Abstract The digitization of Indic scripts has led to a fragmented ecosystem of proprietary and Unicode-based fonts. In the Gujarati computing environment, the legacy Harikrishna font (based on ISCII encoding) remains widely used in older documents, while the Shruti font (Unicode-compliant) has become the modern standard. This paper presents the design and implementation of a rule-based converter that maps the non-standard encoding of Harikrishna to the standard UTF-8 representation of Shruti. We discuss the technical challenges of phonetic mapping, conjunct handling, and positional glyph variants. Experimental results show an accuracy of 98.7% on clean legacy documents. The converter serves as a critical tool for digital archivists, publishers, and linguists working with Gujarati text.
Visit the Converter: Go to the Anirdesh Harikrishna to Unicode page. harikrishna font to shruti converter
# Harikrishna to Shruti (Unicode Devanagari) - minimal skeleton
# NOTE: You must fill `mapping` with the full legacy->unicode table.
This report outlines the technical transition between the Harikrishna legacy font and the modern Unicode font for the Gujarati language. Overview of Font Systems Harikrishna Font : A legacy, non-Unicode Legacy to Legacy: Developing a Harikrishna to Shruti
- Harikrishna often stores vowel signs (like િ, ી, ુ) in different logical positions.
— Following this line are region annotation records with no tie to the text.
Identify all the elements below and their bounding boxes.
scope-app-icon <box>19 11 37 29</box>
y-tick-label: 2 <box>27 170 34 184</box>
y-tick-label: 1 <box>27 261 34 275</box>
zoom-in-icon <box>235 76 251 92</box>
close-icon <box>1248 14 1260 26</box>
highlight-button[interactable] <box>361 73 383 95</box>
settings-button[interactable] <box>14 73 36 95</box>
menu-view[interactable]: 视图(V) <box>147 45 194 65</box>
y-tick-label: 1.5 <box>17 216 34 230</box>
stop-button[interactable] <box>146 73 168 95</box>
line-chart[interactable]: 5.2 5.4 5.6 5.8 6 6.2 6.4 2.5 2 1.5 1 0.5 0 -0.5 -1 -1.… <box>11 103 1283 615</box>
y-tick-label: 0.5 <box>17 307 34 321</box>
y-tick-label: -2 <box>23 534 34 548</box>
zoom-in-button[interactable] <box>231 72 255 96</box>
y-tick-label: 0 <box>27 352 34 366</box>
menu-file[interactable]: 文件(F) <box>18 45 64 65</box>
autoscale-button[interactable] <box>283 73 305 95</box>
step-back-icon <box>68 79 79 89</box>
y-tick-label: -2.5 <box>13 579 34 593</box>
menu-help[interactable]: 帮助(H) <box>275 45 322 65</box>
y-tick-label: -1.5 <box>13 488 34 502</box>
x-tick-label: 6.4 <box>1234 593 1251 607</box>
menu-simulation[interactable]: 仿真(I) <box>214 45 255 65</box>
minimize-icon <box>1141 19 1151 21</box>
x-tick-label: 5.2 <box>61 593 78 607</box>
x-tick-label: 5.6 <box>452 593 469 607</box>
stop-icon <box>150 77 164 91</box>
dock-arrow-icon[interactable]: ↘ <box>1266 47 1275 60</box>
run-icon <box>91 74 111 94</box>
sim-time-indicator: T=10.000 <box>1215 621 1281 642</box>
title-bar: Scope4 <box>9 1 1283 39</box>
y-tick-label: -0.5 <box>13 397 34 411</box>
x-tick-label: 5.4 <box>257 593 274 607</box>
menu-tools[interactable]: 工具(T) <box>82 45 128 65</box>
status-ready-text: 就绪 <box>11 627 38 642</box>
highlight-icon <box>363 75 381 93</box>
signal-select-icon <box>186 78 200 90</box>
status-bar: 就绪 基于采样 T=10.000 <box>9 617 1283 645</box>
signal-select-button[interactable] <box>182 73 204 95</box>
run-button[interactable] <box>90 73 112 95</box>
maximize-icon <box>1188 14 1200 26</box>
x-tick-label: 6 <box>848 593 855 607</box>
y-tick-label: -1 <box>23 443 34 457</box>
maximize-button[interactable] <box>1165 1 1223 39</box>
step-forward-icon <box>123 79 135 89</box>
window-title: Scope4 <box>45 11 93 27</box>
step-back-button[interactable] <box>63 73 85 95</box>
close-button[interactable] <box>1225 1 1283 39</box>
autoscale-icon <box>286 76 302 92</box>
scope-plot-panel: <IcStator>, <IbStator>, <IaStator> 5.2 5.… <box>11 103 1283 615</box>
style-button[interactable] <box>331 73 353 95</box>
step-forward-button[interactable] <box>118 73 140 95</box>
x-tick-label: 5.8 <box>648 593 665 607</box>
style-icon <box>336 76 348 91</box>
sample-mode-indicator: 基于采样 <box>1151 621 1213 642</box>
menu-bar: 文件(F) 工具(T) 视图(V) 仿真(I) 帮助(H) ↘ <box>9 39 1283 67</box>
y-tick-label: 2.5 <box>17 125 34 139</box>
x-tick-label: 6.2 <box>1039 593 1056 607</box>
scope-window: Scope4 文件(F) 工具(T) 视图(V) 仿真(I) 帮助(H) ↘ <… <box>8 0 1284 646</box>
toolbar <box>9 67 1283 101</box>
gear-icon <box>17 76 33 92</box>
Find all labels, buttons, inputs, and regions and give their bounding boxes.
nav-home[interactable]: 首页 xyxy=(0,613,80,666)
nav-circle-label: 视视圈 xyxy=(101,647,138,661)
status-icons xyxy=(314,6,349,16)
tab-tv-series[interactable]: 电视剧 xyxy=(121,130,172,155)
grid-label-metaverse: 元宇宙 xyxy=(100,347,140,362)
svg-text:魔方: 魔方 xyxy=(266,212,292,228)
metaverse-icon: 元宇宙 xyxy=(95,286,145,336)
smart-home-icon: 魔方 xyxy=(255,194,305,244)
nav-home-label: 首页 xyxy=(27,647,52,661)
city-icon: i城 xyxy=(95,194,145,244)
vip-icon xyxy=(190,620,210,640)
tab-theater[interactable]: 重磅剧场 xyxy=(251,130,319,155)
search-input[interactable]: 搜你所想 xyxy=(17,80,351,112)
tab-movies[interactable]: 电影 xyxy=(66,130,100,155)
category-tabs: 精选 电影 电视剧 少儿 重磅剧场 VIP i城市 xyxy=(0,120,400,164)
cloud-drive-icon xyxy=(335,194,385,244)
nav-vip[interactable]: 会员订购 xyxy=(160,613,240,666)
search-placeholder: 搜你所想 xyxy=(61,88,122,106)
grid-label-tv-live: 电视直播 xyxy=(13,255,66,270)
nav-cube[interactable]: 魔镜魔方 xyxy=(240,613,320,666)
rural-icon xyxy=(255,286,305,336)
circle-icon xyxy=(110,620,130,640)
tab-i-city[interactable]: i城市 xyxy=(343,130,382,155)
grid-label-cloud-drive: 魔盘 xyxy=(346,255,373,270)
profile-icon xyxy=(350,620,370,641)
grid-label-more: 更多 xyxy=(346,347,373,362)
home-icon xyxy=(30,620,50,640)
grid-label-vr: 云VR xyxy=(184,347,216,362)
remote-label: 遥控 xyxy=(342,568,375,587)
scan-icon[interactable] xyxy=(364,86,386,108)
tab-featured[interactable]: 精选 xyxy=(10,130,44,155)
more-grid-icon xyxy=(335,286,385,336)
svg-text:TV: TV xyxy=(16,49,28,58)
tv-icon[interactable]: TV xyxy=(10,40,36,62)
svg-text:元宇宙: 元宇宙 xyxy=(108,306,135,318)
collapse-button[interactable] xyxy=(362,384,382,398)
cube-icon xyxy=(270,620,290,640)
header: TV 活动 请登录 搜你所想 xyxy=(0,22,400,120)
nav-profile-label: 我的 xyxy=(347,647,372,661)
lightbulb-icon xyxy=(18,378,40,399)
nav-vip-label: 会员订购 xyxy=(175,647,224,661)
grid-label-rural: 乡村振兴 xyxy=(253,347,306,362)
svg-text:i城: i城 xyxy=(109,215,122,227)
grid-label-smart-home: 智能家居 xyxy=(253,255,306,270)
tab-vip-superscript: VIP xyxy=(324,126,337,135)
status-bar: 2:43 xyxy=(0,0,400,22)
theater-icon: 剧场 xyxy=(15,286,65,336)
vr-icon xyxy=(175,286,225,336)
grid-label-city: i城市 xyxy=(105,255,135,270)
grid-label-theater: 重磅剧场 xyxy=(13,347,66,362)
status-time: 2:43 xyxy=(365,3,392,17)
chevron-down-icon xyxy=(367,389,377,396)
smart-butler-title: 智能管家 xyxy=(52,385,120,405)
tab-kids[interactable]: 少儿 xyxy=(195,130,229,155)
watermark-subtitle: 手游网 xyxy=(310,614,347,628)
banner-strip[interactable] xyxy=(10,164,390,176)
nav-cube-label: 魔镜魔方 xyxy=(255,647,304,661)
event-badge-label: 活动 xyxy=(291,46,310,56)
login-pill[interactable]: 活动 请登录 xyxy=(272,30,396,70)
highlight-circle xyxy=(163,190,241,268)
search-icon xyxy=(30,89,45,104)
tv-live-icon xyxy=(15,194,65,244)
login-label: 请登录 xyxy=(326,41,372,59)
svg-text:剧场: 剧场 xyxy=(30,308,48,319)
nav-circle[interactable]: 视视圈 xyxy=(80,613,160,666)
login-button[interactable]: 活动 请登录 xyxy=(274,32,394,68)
The feature automatically reorders them to Unicode-compliant positions without breaking text flow.
: You try to copy-paste it into an email or a modern website, and it appears as a mess of English letters and symbols. : You use an online converter—like those found on Odia Unicode Converter Harikrishna often stores vowel signs (like િ, ી,
- Takes input text (or a file) typed using the Harikrishna font.
- Recognizes each character by its original ASCII/ANSI code.
- Replaces it with the corresponding Unicode character that looks identical when rendered in the Shruti font.
- Outputs clean, Unicode-compliant Gujarati text.